Близится роковой день 28 сентября.
Периоды депрессии становятся все тяжелее. Все реже сменяет ее иллюзорная, не дающая душе отдыха эйфория.
В тот последний день я работал с двенадцати. В 11 позвонил Толя. «Вовка», – произнес он, – и замолчал. Через пять минут я был у него. Он открыл спокойный, побритый, с ясными глазами. С обрадовавшей меня убежденностью сказал:
– Мне уже намного лучше. Зачем ты приехал? Тебе ведь – на работу. Заходи вечером.
– Да ладно, – говорю. – А Ленка где?
– На базаре.
– Я, пожалуй, ее дождусь.
– Не стоит. Ну, если хочешь, подвигаем шахматишки.
Сели к столу, и он прибил меня быстро, в блестящем стиле, с жертвой коня. И я успокоился. И ушел. Не насторожило и то, что в дверях, прощаясь, он вдруг обнял меня…
Потом мы вычислили, что повесился он в тот короткий период в 40 минут между моим уходом и возвращением Лены. Поздно вечером Майя нашла его в подвале, висящим на поводке Глеба.
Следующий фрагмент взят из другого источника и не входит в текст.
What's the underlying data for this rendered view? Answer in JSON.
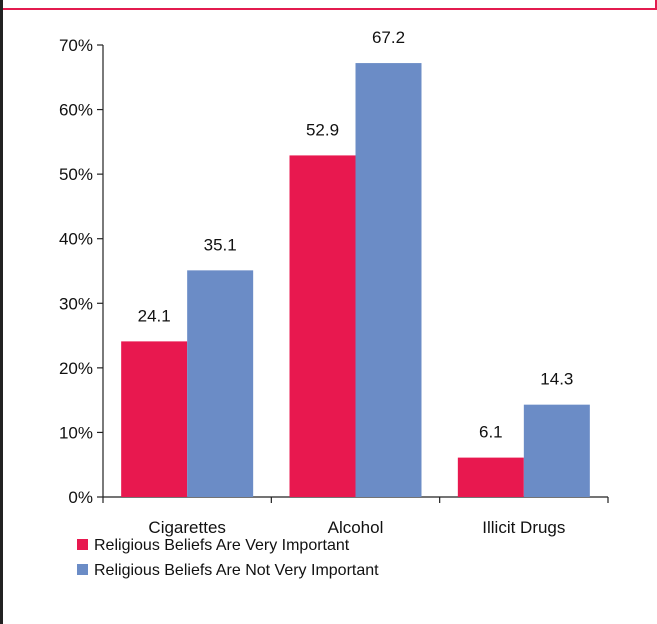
{
  "chart_data": {
    "type": "bar",
    "categories": [
      "Cigarettes",
      "Alcohol",
      "Illicit Drugs"
    ],
    "series": [
      {
        "name": "Religious Beliefs Are Very Important",
        "values": [
          24.1,
          52.9,
          6.1
        ],
        "labels": [
          "24.1",
          "52.9",
          "6.1"
        ],
        "color": "#e8184f"
      },
      {
        "name": "Religious Beliefs Are Not Very Important",
        "values": [
          35.1,
          67.2,
          14.3
        ],
        "labels": [
          "35.1",
          "67.2",
          "14.3"
        ],
        "color": "#6b8cc6"
      }
    ],
    "ylim": [
      0,
      70
    ],
    "yticks": [
      0,
      10,
      20,
      30,
      40,
      50,
      60,
      70
    ],
    "ytick_labels": [
      "0%",
      "10%",
      "20%",
      "30%",
      "40%",
      "50%",
      "60%",
      "70%"
    ],
    "grid": false,
    "legend_position": "bottom-left"
  }
}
По Москве долго кружила версия, что в свой последний день Толя играл в шахматы с товарищем, проиграл, потом долго искал его, чтобы взять реванш, и, не найдя нигде, – повесился.
Свидетельствую, что последнюю шахматную партию в своей жизни он выиграл.
* * *
Приблизительно через месяц после его смерти поздно вечером приехал ко мне Гриша Люксембург.
– Пойдем навестим Толю.
Вижу, в кармане у него бутылка.
– А не поздно? – спрашиваю.
Гриша пожал плечами.
Кладбище на Масличной горе под ночным небом, похожим на опрокинутую черную чашу, расцвеченную равнодушными далекими огоньками. Угрожающие бесформенные очертания надгробий, напоминающих серых животных. Ищем могилу на ощупь. Нашли вроде. А вдруг не она? Темно, жутковато.
– Гриша, – говорю бодрым голосом, – тут же Толя. Он нас в обиду не даст.
– Да, – подхватывает Гриша, – пусть только попробуют. Он их так причешет.
Гриша разлил и выплеснул остаток на сухую, каменистую, давно остывшую землю.
* * *
Он пришел ко мне через полгода. Во сне.
Квартира, в которой полно народу. Какая-то вечеринка. Вдруг входит Толя – быстро, по-бычьи нагнув голову. Он в синей курточке. Ворот рубахи расстегнут. На шее – багровый рубец. Все его радостно приветствуют, никто не удивляется. Завязывается оживленный разговор. Он медленно, с наслаждением набивает трубку. Закуривает. Я не могу глаз оторвать от его лица. Молчу. А он меня как бы и не видит.
Вдруг все исчезают. Мы одни. Он взглядывает на меня исподлобья – и спрашивает:
– Ты ведь знаешь, что я умер?
– Знаю, – говорю, – я ведь тебя хоронил. – Делаю движение к нему, пытаясь обнять, но он знаком показал, что этого – нельзя. Тогда я тихо произношу: – Ты даже не представляешь, как я рад тебя видеть. И значит, есть загробная жизнь?
– Есть, – отвечает сразу, словно ждал этого вопроса, – но совсем не такая, какой ее представляют люди.
– Хорошо ли тебе там?
Он медлит с ответом.
– Фигово. Нельзя ни выпить, ни бабу поиметь.
– А их ты видишь?
– Кого?
– Анну Андреевну. Маму.
Он не ответил, наклонившись, раскурил трубку – и вдруг исчез.
Трубочный дымок еще долго поднимался к потолку, но его уже не было.
Вскоре началась самая тяжелая полоса в моей жизни. Думаю, он приходил предупредить меня.